Sandy’s Sweatshirt Shop sells
college sweatshirts. White
sweatshirts sell for $18.95 each
and red ones sell for $19.50
each. If receipts for the sale of
30 sweatshirts total $572.90,
how many of each color did the
shop sell?
You can set up a system of equations. Let's make x = white sweatshirts and y = red ones. 18.95x + 19.50y = 572.90 and x + y = 30
Use elimination and go from there.
To solve this problem, let's assume the number of white sweatshirts sold as 'x' and the number of red sweatshirts sold as 'y'.

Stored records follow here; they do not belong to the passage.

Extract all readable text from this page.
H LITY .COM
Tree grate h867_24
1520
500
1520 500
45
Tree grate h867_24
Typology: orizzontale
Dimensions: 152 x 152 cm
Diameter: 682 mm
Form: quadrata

We have two equations based on the information given:
1. The total number of sweatshirts sold: x + y = 30
2. The total revenue from the sales: 18.95x + 19.50y = 572.90
Now we can solve this system of equations to find the values of x and y.
We can start by multiplying the first equation by 18.95:
18.95(x + y) = 18.95(30)
18.95x + 18.95y = 568.50
Now we can subtract the second equation (18.95x + 18.95y = 568.50) from the third equation (18.95x + 19.50y = 572.90) to eliminate 'x':
(18.95x + 19.50y) - (18.95x + 18.95y) = 572.90 - 568.50
0.55y = 4.40
Divide both sides of the equation by 0.55 to solve for 'y':
y = 4.40 / 0.55
y = 8
Now we can substitute the value of 'y' back into the first equation to solve for 'x':
x + 8 = 30
x = 30 - 8
x = 22
Therefore, the shop sold 22 white sweatshirts and 8 red sweatshirts.